Gleichzeitig weist der Verfasser ausdrücklich darauf hin, dass sich aus der statistischen Korrelation keine Ursache-Wirkungs-Beziehung ableiten lasse. Der verwendete Pearson-Korrelationskoeffizient erfasse lediglich die Stärke eines linearen Zusammenhangs.
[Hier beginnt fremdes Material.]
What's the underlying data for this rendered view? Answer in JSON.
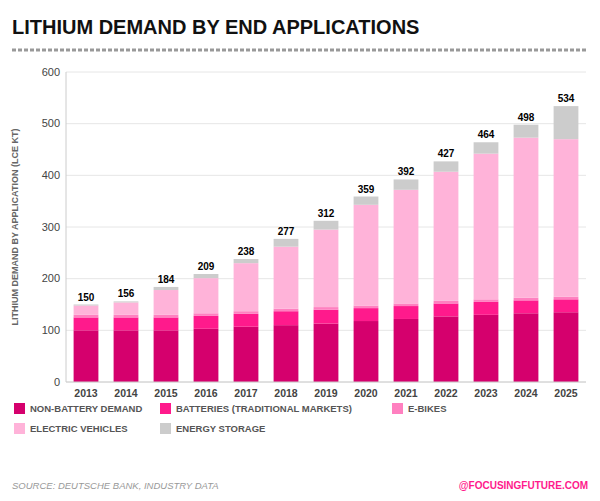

Seinen Angaben zufolge wurde daher nicht untersucht, ob ein höherer Migrantenanteil ursächlich zu einem höheren AfD-Stimmenanteil führt.

Der Autor sieht in seinen Ergebnissen dennoch einen deutlichen Hinweis darauf, dass die verbreitete Annahme, AfD-Wähler entschieden sich vor allem wegen fehlender Kontakte zu Menschen mit Migrationshintergrund für die Partei, durch die Daten aus Bremen nicht gestützt wird. Die Analyse zeige stattdessen einen klar positiven statistischen Zusammenhang zwischen einem höheren Migrantenanteil und einem höheren AfD-Stimmenanteil in den untersuchten Ortsteilen.